The first piece I ever wrote for MoneyWeek was about gold miners. It was in 2006. “Buy this stock here” I said, with the easy confidence of a young man in a bull market. “It’s 50 cents now, but it’s going to three dollars. As for that one there, it’s a dollar. It will be five dollars by next year.”
Every one of these claims, made so casually because I knew no better, proved true. I must have tipped six or seven different stocks. There were doubles, triples, five baggers and ten baggers. I recommended one company, Gold Resource Corporation, below $2.
The stock went up more than 15-fold to $30. Those bull market days are a long way away now. The bear emerged in 2011. In 2013 he took hold and, apart from six months of respite in 2016, he has refused to let go since.
Today, Gold Resource Corporation – one of the better companies in that it boasts producing mines and pays a dividend – is at $3.75. But that is one of the top performances. Many of the star companies of the 2000s do not even exist any more – some because they were taken out, others because they went to zero. Even the supposedly solid senior producers have been awful. Barrick costs C$16 today, 50% down on its 2006 price. Newmont sits at $32, when it was north of $40 12 years ago. Goldcorp touched $36 in 2006. This week it’s $9.
When you compare this performance with America’s benchmark S&P500, which has roughly doubled in the same time frame, the opportunity cost is just staggering.

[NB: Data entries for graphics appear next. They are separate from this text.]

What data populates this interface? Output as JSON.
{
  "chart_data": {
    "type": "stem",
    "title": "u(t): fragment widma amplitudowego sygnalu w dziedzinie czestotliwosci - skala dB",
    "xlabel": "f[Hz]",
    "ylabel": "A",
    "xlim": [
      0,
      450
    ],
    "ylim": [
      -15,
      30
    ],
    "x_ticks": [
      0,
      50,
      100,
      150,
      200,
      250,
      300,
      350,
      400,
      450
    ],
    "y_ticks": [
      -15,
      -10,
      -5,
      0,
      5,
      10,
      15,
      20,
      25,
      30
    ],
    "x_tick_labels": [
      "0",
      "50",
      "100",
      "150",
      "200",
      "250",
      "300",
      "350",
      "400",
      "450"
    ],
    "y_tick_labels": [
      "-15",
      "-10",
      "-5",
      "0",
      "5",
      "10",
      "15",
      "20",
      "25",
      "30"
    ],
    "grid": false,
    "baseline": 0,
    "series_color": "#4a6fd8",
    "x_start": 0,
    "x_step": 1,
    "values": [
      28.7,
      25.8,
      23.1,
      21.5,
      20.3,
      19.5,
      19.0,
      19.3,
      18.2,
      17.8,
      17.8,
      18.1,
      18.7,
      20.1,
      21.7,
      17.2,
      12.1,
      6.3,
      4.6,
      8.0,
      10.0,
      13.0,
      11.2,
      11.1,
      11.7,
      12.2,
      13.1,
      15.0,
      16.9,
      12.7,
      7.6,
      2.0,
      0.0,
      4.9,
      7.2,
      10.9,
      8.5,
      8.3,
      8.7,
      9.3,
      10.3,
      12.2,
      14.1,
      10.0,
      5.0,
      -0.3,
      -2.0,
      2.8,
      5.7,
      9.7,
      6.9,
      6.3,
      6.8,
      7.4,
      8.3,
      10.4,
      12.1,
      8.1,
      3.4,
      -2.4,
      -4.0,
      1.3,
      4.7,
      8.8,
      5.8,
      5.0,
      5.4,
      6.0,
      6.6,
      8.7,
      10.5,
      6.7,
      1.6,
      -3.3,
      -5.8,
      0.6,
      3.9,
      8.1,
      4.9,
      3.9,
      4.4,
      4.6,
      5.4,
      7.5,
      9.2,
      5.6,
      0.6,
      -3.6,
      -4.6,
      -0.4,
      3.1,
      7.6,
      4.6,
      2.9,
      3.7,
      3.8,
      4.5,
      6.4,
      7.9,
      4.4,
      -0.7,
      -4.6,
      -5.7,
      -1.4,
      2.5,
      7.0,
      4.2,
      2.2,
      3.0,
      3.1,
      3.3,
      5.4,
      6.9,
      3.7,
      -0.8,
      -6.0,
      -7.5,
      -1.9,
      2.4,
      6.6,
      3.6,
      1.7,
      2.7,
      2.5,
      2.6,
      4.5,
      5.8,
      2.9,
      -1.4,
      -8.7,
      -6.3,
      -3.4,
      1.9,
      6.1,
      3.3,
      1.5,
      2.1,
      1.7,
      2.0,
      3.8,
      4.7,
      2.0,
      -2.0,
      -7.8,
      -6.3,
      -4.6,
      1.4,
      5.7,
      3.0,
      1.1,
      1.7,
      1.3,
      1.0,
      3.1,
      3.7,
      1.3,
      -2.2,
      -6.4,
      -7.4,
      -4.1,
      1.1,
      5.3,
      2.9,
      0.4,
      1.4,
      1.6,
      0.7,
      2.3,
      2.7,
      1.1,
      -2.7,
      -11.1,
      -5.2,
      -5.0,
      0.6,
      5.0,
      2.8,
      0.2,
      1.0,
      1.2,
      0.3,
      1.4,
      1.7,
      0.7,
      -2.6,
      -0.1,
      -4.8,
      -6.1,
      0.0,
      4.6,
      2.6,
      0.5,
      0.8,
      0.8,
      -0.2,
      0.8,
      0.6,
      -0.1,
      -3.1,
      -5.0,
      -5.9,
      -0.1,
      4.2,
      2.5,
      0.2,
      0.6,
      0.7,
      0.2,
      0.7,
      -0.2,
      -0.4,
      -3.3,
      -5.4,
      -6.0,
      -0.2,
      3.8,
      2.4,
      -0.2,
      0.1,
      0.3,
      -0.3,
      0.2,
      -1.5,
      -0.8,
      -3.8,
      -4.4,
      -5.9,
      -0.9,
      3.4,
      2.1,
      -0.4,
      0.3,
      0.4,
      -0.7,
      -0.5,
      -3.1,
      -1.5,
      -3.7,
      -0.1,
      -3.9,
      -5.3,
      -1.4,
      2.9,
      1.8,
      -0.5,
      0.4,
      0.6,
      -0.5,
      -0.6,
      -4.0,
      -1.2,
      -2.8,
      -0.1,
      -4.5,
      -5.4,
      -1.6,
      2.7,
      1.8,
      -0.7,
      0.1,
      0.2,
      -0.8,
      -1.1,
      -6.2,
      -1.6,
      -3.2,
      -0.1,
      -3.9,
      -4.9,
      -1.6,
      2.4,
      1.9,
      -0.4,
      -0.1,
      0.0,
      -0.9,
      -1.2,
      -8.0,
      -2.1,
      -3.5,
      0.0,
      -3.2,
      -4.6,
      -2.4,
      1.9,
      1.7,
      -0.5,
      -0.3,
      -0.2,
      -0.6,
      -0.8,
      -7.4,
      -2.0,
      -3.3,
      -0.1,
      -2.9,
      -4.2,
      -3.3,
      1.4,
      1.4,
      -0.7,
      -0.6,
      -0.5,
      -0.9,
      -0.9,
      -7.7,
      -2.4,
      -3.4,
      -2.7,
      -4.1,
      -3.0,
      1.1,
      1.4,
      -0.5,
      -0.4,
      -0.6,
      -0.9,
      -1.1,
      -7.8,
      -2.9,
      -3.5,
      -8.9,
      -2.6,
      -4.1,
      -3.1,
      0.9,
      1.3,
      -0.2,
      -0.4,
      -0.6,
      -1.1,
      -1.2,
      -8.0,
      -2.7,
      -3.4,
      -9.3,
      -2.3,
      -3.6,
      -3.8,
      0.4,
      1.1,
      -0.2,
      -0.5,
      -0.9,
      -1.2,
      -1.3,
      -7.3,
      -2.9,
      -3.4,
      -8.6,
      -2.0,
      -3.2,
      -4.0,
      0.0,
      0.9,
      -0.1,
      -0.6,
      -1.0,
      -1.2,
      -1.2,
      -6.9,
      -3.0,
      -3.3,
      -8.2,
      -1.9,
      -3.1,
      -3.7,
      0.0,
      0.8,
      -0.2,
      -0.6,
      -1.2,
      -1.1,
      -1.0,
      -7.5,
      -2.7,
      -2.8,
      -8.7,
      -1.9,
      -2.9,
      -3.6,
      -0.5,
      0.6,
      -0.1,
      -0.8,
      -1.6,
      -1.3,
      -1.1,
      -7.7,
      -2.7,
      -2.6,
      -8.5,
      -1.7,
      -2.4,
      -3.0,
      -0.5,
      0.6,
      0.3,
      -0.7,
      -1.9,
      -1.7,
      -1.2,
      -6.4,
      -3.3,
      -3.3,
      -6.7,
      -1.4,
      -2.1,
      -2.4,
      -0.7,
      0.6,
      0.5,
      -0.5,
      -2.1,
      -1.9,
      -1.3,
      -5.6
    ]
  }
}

But what is perhaps most galling of all is that gold itself is also roughly double where it was in 2006. Today it sits at $1,225 an ounce. In 2006 it ranged between $500 and $720.
Why have miners missed the gold bull?
The received wisdom is that miners give you leverage to the yellow metal. If gold doubles, miners might triple or more. But this has not happened. You certainly get the leverage on the downside: when gold falls, the miners sell off by more. But the opposite has not occurred. The cumulative effect of this asymmetry is a situation where, even if gold is a lot higher than it was, the miners are a lot lower.